The current P-Neuro neural network processing unit is based on FPGA. However, CEA is turning that FPGA into an ASIC, according to Duranton.
In its lab, Duranton demonstrated a face-detection convolution neural network application on the FPGA-based P-Neuro. The demo compared P-Neuro with an embedded CPU (quad ARM cores on Raspberry Pi; Samsung Exynos running on Android), all running the same embedded CNN application, tasked to do “face extraction” out of a database of 18,000 images.
At the time of the demonstration, the speed of P-Neuro's performance was at 6,942 images per second, with energy efficiency at 2,776 images per Watt. Compared to the embedded GPU (Tegra K1), P-Neuro based on FPGA running at 100MHz has proven to be faster by a factor of two and four to five times more energy efficient.
P-Neuro is built on clustered SIMD architecture, featuring optimised memory hierarchy and interconnect.
Figure 1: P-Neuro's diagram showing optimised memory hierarchy and interconnect.
Working on new projects
For CEA researchers, P-Neuro “is a chip for short term,” stressed Duranton. P-Neuro is built on a full CMOS device using binary coding. The team is also working on a full CMOS device using spike coding.
But to take full advantage of advanced devices to break the density and power issues, the team has set its goals higher.
During the interview, Carlo Reita, director, Nanoelectronics Technical Marketing and Strategy at CEA-Leti, said that it’s critical to leverage the technologies developed for advanced silicon devices and memories in designing physical implementation on dedicated components. One route is conventional and monolithic 3D integration, using CEA-Leti’s CoolCube. Another is the use of Resistive RAM as synaptic elements, said Reita. Advanced device technologies such as FD-SOI and nanowires also come into play.
Meanwhile, the EU, as a part of the EU Horizon 2020 program, is seeking “to fabricate a chip implementing a neuromorphic architecture that supports state-of-the-art machine learning and spike-based learning mechanisms.”
The project, called NeuRAM3, has said its chip will feature “an ultra-low power, scalable and highly configurable neural architecture.” The goal is to deliver “a gain of a factor 50x in power consumption on selected applications compared to conventional digital solutions.”
CEA is deeply involved in the project, explained Reita. CEA’s own research goals are tightly aligned with the mission of the NeuRAM3 project, which includes the development of monolithically integrated 3D technology in FD-SOI, and the use of integrated RRAM synaptic elements.
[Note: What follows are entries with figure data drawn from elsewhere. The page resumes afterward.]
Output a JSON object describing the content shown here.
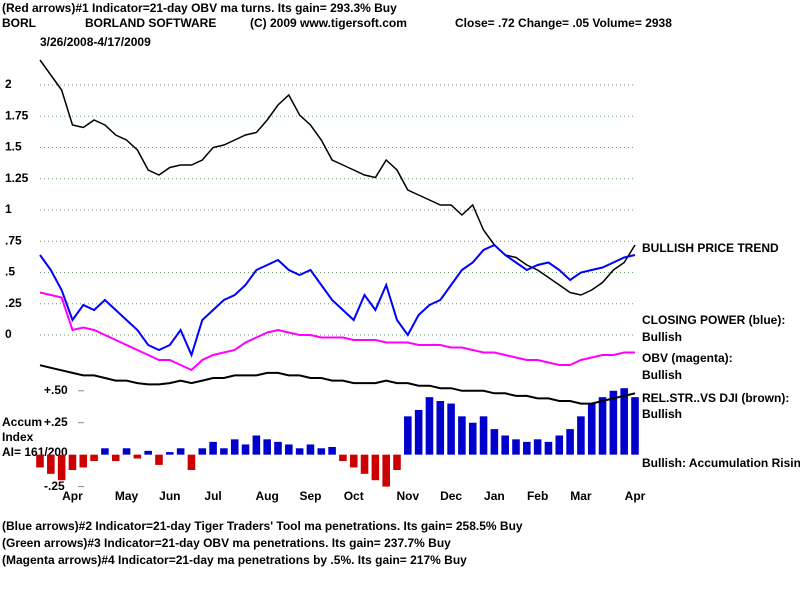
{
  "header": {
    "line1": "(Red arrows)#1 Indicator=21-day OBV ma turns. Its gain= 293.3% Buy",
    "symbol": "BORL",
    "company": "BORLAND SOFTWARE",
    "copyright": "(C) 2009 www.tigersoft.com",
    "quote": "Close=  .72  Change= .05 Volume= 2938",
    "date_range": "3/26/2008-4/17/2009",
    "accum_lines": [
      "Accum",
      "Index",
      "AI= 161/200"
    ]
  },
  "chart_data": [
    {
      "type": "line",
      "grid": true,
      "grid_color": "#6a9a6a",
      "ylim": [
        -0.3,
        2.4
      ],
      "yticks": [
        2,
        1.75,
        1.5,
        1.25,
        1,
        {
          "value": 0.75,
          "label": ".75"
        },
        {
          "value": 0.5,
          "label": ".5"
        },
        {
          "value": 0.25,
          "label": ".25"
        },
        0
      ],
      "categories": [
        null,
        null,
        null,
        "Apr",
        null,
        null,
        null,
        null,
        "May",
        null,
        null,
        null,
        "Jun",
        null,
        null,
        null,
        "Jul",
        null,
        null,
        null,
        null,
        "Aug",
        null,
        null,
        null,
        "Sep",
        null,
        null,
        null,
        "Oct",
        null,
        null,
        null,
        null,
        "Nov",
        null,
        null,
        null,
        "Dec",
        null,
        null,
        null,
        "Jan",
        null,
        null,
        null,
        "Feb",
        null,
        null,
        null,
        "Mar",
        null,
        null,
        null,
        null,
        "Apr"
      ],
      "series": [
        {
          "color": "#000000",
          "values": [
            2.2,
            2.08,
            1.96,
            1.68,
            1.66,
            1.72,
            1.68,
            1.6,
            1.56,
            1.48,
            1.32,
            1.28,
            1.34,
            1.36,
            1.36,
            1.4,
            1.5,
            1.52,
            1.56,
            1.6,
            1.62,
            1.72,
            1.84,
            1.92,
            1.76,
            1.68,
            1.56,
            1.4,
            1.36,
            1.32,
            1.28,
            1.26,
            1.4,
            1.32,
            1.16,
            1.12,
            1.08,
            1.04,
            1.04,
            0.96,
            1.04,
            0.84,
            0.72,
            0.64,
            0.62,
            0.56,
            0.52,
            0.46,
            0.4,
            0.34,
            0.32,
            0.36,
            0.42,
            0.52,
            0.58,
            0.72
          ]
        },
        {
          "color": "#0000ff",
          "values": [
            0.64,
            0.52,
            0.36,
            0.12,
            0.24,
            0.2,
            0.28,
            0.2,
            0.12,
            0.04,
            -0.08,
            -0.12,
            -0.08,
            0.04,
            -0.16,
            0.12,
            0.2,
            0.28,
            0.32,
            0.4,
            0.52,
            0.56,
            0.6,
            0.52,
            0.48,
            0.52,
            0.4,
            0.28,
            0.2,
            0.12,
            0.32,
            0.2,
            0.4,
            0.12,
            0,
            0.16,
            0.24,
            0.28,
            0.4,
            0.52,
            0.58,
            0.68,
            0.72,
            0.64,
            0.58,
            0.52,
            0.56,
            0.58,
            0.52,
            0.44,
            0.5,
            0.52,
            0.54,
            0.58,
            0.62,
            0.64
          ]
        },
        {
          "color": "#ff00ff",
          "values": [
            0.34,
            0.32,
            0.3,
            0.04,
            0.06,
            0.04,
            0,
            -0.04,
            -0.08,
            -0.12,
            -0.16,
            -0.2,
            -0.2,
            -0.24,
            -0.28,
            -0.2,
            -0.16,
            -0.14,
            -0.12,
            -0.06,
            -0.02,
            0.02,
            0.04,
            0.02,
            0,
            0,
            -0.02,
            -0.02,
            -0.02,
            -0.04,
            -0.04,
            -0.04,
            -0.06,
            -0.06,
            -0.06,
            -0.08,
            -0.08,
            -0.08,
            -0.1,
            -0.1,
            -0.12,
            -0.14,
            -0.14,
            -0.16,
            -0.18,
            -0.2,
            -0.2,
            -0.22,
            -0.24,
            -0.24,
            -0.2,
            -0.18,
            -0.16,
            -0.16,
            -0.14,
            -0.14
          ]
        }
      ],
      "annotations": [
        "BULLISH PRICE TREND",
        "CLOSING POWER (blue):",
        "Bullish",
        "OBV (magenta):",
        "Bullish",
        "REL.STR..VS DJI (brown):",
        "Bullish",
        "Bullish: Accumulation Rising"
      ]
    },
    {
      "type": "bar",
      "ylim": [
        -0.3,
        0.6
      ],
      "yticks": [
        {
          "value": 0.5,
          "label": "+.50"
        },
        {
          "value": 0.25,
          "label": "+.25"
        },
        {
          "value": -0.25,
          "label": "-.25"
        }
      ],
      "positive_color": "#0000cc",
      "negative_color": "#cc0000",
      "values": [
        -0.1,
        -0.15,
        -0.2,
        -0.12,
        -0.1,
        -0.05,
        0.05,
        -0.05,
        0.05,
        -0.03,
        0.03,
        -0.08,
        0.02,
        0.05,
        -0.12,
        0.05,
        0.1,
        0.05,
        0.12,
        0.08,
        0.15,
        0.12,
        0.1,
        0.08,
        0.05,
        0.08,
        0.05,
        0.06,
        -0.05,
        -0.1,
        -0.15,
        -0.2,
        -0.25,
        -0.12,
        0.3,
        0.35,
        0.45,
        0.42,
        0.4,
        0.3,
        0.25,
        0.3,
        0.2,
        0.15,
        0.12,
        0.1,
        0.12,
        0.1,
        0.15,
        0.2,
        0.3,
        0.4,
        0.45,
        0.5,
        0.52,
        0.45
      ],
      "line_color": "#000000",
      "line_values": [
        0.7,
        0.68,
        0.66,
        0.64,
        0.62,
        0.62,
        0.6,
        0.58,
        0.58,
        0.56,
        0.55,
        0.55,
        0.56,
        0.58,
        0.56,
        0.58,
        0.6,
        0.6,
        0.62,
        0.62,
        0.62,
        0.64,
        0.64,
        0.62,
        0.62,
        0.6,
        0.6,
        0.58,
        0.58,
        0.56,
        0.56,
        0.56,
        0.58,
        0.56,
        0.56,
        0.54,
        0.54,
        0.52,
        0.52,
        0.5,
        0.5,
        0.5,
        0.48,
        0.48,
        0.46,
        0.46,
        0.44,
        0.44,
        0.42,
        0.42,
        0.4,
        0.4,
        0.42,
        0.44,
        0.46,
        0.48
      ]
    }
  ],
  "footer": {
    "lines": [
      "(Blue arrows)#2 Indicator=21-day Tiger Traders' Tool ma penetrations. Its gain= 258.5% Buy",
      "(Green arrows)#3 Indicator=21-day OBV ma penetrations. Its gain= 237.7% Buy",
      "(Magenta arrows)#4 Indicator=21-day ma penetrations by .5%. Its gain= 217% Buy"
    ]
  }
}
Reita explained that under the NeuRAM3 project, the new mixed-signal multi-core neuromorphic device should be able to significantly reduce the power consumption compared to IBM’s brain-inspired called TrueNorth.
Figure 2: Device's comparison to IBM’s brain-inspired TrueNorth.
Other participants of the NeuRAM3 project include: IMEC, IBM Zurich, STMicroelectronics, CNR (The National Research Council in Italy), IMSE (El Instituto de Microelectrónica de Sevilla in Spain), The University of Zurich and Jacobs University in Germany.